Chances Chilliwack goes for its liquor primary licence

An information meeting is set for Nov. 5 at Chilliwack city hall to allow the public an opportunity to comment

It’s about a year since Chances Chilliwack community gaming centre opened with all due fanfare on Young Road.

Chilliwack Gaming Ltd./Chilliwack Chances reps will be making a case next Tuesday at city hall for why they should be granted a liquor primary licence for Chances Chilliwack.

An information meeting is set for Nov. 5 to allow the public an opportunity to comment on the application.

They tried and failed to get a revision to their existing food primary licence earlier this year.

They wanted a clause that would allow gaming patrons to get up out of their seats and dance with a “public participation” clause.

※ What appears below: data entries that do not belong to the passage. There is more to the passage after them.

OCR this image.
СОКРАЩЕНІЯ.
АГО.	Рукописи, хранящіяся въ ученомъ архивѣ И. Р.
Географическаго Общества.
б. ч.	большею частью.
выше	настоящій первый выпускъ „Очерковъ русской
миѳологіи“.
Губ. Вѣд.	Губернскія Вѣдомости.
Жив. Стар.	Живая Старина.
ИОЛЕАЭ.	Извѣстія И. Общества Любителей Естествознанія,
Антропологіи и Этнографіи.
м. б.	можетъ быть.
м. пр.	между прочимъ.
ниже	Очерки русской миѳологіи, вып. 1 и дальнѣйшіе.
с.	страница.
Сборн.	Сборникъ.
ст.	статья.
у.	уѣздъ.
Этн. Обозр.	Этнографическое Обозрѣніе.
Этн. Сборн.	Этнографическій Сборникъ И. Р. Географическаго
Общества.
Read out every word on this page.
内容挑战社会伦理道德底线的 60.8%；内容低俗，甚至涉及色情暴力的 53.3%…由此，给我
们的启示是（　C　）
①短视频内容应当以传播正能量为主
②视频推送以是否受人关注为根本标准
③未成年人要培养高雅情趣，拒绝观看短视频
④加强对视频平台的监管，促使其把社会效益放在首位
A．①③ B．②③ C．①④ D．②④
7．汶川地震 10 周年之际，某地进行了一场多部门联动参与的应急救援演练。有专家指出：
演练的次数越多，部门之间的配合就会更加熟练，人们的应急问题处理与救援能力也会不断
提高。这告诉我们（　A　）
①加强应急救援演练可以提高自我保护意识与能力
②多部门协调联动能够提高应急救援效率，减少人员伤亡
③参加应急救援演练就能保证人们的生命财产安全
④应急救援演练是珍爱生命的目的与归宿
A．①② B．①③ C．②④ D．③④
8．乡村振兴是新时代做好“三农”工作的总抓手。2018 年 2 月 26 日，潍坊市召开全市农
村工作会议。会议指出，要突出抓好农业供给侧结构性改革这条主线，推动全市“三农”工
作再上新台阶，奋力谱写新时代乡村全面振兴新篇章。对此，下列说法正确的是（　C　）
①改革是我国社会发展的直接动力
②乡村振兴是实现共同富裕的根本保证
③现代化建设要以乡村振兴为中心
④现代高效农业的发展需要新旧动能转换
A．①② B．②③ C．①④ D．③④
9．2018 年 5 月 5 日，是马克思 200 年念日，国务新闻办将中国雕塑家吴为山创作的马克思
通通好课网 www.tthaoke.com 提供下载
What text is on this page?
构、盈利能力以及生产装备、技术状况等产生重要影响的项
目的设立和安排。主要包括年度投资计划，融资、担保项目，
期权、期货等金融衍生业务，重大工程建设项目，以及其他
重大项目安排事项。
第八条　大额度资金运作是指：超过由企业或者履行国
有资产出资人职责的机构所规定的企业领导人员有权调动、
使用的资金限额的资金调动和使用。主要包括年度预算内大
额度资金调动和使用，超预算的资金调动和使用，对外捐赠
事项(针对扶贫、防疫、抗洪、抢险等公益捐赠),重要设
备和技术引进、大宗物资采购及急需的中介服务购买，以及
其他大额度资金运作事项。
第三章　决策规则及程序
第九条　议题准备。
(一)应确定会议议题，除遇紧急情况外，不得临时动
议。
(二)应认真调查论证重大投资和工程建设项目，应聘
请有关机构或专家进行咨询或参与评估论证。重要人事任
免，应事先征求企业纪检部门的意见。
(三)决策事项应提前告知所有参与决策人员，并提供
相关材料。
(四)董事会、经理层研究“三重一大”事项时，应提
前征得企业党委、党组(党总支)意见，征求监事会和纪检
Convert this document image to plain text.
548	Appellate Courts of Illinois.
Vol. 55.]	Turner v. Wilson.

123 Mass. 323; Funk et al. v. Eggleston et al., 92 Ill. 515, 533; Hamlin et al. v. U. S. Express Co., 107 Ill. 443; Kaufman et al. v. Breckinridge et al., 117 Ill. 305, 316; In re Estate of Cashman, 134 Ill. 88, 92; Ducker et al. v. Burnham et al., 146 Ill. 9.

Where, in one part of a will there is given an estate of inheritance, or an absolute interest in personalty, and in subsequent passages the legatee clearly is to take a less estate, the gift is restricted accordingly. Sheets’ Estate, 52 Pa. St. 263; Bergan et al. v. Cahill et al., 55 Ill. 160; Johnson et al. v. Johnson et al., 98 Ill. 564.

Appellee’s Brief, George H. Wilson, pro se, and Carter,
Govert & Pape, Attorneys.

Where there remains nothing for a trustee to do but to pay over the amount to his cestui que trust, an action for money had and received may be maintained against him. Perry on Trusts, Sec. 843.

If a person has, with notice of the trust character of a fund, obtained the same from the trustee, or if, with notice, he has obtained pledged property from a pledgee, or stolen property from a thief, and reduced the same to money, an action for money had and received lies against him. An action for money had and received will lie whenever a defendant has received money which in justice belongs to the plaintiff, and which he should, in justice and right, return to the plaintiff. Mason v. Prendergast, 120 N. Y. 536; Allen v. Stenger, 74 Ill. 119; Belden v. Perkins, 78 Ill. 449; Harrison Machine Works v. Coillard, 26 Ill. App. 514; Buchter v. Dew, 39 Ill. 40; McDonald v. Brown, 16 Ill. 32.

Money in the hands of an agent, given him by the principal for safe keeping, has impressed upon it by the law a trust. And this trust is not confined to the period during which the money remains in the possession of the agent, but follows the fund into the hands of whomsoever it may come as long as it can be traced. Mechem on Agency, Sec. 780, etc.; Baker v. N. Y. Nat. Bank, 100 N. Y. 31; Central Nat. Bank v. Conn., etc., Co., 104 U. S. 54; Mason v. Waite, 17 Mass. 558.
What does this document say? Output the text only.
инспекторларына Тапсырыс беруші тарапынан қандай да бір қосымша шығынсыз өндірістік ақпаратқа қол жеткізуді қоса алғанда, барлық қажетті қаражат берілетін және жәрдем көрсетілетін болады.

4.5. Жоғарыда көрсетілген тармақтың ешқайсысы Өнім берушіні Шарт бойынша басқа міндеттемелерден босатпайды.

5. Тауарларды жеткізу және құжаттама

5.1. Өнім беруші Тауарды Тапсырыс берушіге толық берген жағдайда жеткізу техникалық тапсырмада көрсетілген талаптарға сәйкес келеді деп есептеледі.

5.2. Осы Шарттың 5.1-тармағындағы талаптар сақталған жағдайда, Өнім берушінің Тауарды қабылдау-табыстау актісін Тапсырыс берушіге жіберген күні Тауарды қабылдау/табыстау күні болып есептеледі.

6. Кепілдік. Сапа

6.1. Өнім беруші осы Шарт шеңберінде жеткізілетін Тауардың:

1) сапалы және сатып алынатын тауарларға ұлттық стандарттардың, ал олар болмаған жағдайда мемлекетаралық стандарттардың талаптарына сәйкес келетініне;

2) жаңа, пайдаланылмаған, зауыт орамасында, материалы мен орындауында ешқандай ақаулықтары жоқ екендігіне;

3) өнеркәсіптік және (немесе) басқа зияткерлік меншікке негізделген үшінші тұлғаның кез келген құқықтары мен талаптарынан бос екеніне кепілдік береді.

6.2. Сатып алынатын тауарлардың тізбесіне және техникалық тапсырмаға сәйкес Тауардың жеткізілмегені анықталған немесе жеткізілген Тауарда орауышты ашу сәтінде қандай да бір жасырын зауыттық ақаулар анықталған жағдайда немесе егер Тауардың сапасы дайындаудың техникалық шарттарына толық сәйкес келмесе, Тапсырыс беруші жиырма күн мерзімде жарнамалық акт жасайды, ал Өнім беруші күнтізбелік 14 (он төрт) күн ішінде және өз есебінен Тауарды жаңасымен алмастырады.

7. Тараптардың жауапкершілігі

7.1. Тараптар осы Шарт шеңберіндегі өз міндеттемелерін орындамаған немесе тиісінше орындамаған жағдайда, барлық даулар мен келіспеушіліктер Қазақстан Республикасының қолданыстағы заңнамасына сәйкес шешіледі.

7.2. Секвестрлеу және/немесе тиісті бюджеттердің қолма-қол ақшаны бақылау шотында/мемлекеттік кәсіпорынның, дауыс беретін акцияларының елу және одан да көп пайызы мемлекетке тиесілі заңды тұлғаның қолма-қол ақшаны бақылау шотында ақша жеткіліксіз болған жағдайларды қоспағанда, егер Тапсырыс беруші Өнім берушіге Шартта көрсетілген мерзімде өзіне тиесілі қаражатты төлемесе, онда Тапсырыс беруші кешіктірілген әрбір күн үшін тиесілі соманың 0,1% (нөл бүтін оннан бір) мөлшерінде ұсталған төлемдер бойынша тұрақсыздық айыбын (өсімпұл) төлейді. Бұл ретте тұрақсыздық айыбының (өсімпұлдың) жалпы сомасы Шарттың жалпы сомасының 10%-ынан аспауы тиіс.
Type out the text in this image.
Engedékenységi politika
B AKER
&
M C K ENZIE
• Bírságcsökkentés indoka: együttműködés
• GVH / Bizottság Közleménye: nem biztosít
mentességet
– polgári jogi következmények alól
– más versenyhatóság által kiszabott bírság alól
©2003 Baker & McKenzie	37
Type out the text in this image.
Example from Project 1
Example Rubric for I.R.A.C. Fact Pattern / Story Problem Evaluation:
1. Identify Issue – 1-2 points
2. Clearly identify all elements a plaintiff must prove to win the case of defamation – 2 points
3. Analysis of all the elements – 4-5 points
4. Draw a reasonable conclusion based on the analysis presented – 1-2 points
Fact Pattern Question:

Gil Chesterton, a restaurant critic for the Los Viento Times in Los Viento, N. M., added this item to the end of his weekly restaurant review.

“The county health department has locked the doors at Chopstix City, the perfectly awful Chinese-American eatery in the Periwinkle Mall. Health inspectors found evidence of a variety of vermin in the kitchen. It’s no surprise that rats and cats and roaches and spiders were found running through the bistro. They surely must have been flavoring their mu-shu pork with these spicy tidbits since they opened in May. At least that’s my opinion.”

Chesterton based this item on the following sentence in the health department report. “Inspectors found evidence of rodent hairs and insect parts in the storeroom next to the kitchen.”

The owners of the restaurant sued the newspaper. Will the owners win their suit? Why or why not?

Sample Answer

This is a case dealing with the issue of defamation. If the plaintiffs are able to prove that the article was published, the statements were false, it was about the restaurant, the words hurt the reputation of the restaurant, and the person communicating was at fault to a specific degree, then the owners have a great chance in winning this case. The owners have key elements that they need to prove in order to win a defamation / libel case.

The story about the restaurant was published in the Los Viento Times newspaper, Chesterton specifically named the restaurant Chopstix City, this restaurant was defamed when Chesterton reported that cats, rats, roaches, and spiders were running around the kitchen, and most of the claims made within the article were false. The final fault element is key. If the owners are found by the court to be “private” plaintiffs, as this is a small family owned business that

At the time, some local bar owners and members of council said it would be better if the Chances management went directly into an application for their liquor primary licence, instead of accepting any interim options.

“We said absolutely, and that was always our long-term desire,” said Chuck Keeling, executive director of stakeholder relations for Great Canadian Gaming.

As indicated in earlier press reports, they want to be seen as more than just a gambling venue.

“We also want to underscore the entertainment aspect of what we do. And if people can’t dance to a band that’s playing, it’s a lost opportunity.”

Right now there is no dancing permitted and minors are allowed to come in by a side entrance to the The Well dining room, which is not licensed to serve alcohol.

“Why didn’t we open with this type of licensing? The property on Young Road is not currently designated under the OCP for a facility with liquor primary licensing.

“If we were going to open when we did, we knew it had to be with a food primary licence,” said Keeling.

How will it differ with liquor primary licensing?

“Fundamentally it will mean patrons can dance, rather than security asking people to sit down.”

It will mean no more minors in the dining room, and customers can have a beer or glass of wine while playing slots or bingo. They can also have a drink in the meeting room upstairs.

“Those are the primary advantages for us as we see them.”

How about any foreseen challenges?

“We don’t know.”

In the mean time they appreciating having the full year to demonstrate that they’re a good corporate citizen.

“We’ve been active in the community and supported charitable events.”

They’ve helped out Party in the Park, the Chilliwack Fair and the Chilliwack Chiefs.

Mainly it’s through trailing payments for the 49 charities and non-profit groups of the Knight Road Legacy Association. The funds are dependent on performance levels of the facility.

“They’re our business partners for the next 20 years. They started this business and that’s not something we overlook.”